"Nuvens passageiras levadas pelo vento
A perderem-se na distância infinita do tempo"(Neusa Calafiori, in memoriam)
Assim que cheguei o professor me entregou um prontuário e pediu prioridade. A paciente havia sido atendida pela manhã, em regime de pronto atendimento, e retornava agora para acompanhamento do caso. Ali na minha frente estava uma mulher emagrecida, de cinquenta e poucos anos, alcóolatra, que para manter o vício deixara tudo de lado, inclusive a dignidade. Durante a anamnese ficou evidente para mim o quanto somos moldados pelo ambiente em que vivemos, pelas oportunidades que perdemos e pelas pessoas que amamos.
Há, em mim, traços dos meus pais, de todos os lugares onde cresci e de tudo o que vivi, mas nada disso foi tão marcante em minha vida quanto a presença da minha avó.
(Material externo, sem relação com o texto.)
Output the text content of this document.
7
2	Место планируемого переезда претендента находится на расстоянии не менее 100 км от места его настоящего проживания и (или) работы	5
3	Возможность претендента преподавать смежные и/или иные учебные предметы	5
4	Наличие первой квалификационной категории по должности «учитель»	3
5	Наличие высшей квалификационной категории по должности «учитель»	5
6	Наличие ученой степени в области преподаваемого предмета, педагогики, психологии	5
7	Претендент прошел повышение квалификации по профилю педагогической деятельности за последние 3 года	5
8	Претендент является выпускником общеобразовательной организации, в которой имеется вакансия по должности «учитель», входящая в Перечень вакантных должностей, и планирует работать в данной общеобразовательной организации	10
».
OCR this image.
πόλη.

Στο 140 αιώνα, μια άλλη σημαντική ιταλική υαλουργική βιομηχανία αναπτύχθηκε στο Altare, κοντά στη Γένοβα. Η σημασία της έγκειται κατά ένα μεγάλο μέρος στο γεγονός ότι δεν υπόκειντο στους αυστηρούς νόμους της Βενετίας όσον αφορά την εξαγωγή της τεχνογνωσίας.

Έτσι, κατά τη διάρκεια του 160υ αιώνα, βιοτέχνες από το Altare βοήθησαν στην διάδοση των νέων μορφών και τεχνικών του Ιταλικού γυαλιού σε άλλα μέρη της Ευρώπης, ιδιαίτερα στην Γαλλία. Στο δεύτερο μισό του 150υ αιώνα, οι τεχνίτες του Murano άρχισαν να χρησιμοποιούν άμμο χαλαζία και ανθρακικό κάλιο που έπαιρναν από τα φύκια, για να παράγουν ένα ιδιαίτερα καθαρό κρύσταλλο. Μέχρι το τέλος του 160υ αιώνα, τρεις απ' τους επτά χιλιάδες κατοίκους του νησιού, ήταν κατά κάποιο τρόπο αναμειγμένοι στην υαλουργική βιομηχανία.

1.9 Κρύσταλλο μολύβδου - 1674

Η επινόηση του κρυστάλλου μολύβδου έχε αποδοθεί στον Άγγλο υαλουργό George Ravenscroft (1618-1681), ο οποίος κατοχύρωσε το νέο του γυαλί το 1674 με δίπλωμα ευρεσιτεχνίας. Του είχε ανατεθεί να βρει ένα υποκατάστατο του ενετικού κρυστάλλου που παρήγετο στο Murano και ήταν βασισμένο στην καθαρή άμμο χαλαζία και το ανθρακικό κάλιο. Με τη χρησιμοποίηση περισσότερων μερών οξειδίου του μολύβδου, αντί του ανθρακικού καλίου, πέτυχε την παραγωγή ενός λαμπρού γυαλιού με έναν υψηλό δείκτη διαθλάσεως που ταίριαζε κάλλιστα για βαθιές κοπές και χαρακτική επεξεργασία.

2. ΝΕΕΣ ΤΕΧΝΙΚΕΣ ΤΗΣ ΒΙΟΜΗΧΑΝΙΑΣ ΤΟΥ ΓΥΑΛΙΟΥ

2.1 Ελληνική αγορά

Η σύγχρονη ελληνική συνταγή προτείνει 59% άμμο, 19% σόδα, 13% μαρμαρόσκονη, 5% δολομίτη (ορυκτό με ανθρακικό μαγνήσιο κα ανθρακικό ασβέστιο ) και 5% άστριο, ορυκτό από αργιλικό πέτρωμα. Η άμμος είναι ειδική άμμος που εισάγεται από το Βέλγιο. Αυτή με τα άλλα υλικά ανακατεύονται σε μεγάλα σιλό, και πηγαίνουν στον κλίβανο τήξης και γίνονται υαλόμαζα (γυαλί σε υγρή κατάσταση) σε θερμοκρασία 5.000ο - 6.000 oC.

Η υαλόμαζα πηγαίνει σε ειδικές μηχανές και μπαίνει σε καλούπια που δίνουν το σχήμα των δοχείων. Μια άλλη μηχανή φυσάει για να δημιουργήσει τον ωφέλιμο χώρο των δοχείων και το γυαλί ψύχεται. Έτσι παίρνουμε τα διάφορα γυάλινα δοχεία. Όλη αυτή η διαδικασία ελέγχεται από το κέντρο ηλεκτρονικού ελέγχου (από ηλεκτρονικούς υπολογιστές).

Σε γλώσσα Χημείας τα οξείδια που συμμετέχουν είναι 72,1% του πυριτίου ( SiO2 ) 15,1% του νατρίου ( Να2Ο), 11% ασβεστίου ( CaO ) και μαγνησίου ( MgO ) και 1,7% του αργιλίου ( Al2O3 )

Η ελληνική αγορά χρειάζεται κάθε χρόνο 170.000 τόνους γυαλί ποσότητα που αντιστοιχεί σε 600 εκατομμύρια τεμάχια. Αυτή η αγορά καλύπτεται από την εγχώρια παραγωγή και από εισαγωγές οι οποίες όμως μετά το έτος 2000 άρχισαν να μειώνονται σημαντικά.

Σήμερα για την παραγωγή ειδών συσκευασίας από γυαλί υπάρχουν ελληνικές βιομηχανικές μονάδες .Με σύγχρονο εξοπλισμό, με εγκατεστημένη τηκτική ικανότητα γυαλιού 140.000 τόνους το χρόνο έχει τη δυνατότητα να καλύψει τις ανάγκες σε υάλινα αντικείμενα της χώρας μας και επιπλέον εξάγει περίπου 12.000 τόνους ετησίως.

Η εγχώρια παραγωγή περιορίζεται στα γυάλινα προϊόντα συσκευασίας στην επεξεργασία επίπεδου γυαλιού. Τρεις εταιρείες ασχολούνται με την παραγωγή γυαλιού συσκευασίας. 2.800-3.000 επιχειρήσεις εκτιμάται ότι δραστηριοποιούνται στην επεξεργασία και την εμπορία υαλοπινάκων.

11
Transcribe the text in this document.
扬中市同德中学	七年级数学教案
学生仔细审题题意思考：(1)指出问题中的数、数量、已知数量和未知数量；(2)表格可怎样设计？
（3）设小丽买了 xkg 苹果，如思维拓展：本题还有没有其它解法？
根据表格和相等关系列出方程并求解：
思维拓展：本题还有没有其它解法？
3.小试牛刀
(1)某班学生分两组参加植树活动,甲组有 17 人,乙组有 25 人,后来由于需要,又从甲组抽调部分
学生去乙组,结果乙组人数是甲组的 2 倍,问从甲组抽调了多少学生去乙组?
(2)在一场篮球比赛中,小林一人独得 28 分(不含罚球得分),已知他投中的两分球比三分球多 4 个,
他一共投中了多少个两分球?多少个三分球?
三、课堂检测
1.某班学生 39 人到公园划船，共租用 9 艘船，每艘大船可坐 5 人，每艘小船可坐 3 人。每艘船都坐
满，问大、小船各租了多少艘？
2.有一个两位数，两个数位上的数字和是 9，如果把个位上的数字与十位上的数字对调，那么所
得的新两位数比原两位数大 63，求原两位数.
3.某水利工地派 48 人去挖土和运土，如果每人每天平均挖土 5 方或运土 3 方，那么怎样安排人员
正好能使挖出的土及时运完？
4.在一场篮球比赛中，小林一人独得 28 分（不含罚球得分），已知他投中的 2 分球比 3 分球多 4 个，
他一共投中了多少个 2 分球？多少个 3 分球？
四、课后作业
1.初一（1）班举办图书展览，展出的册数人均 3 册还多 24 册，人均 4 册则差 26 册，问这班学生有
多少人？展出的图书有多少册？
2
Ela, também mineira, foi filha única, falava francês, tocava piano e só cozinhava pratos sofisticados. Casada, foi mãe de cinco. Divorciou-se numa época em que os casamentos, mesmo ruins, eram indissolúveis, Tornou-se advogada. Sempre foi poeta. E me amou incondicionalmente.
Aprendi logo cedo que avó não era para educar e sim para fazer tudo o que a netinha quisesse. Eu era a preferida e ela não fazia questão de esconder isso. Gostava mais de mim e pronto. Com ela, passei invernos e verãos. Dias de sol em Itapema e Balneário. Caminhadas no Parque Malwee. Lanches no sorvetão. Brincadeiras na escada do prédio. Aprendi a fazer fogueira de fósforo, a comer crepe suíço, a ter boas maneiras à mesa, a não falar palavrão e a não mentir. Dela herdei a paixão por poesia, Frank Sinatra e a vontade de ter um amor tão lindo quando o narrado em strangers in the night.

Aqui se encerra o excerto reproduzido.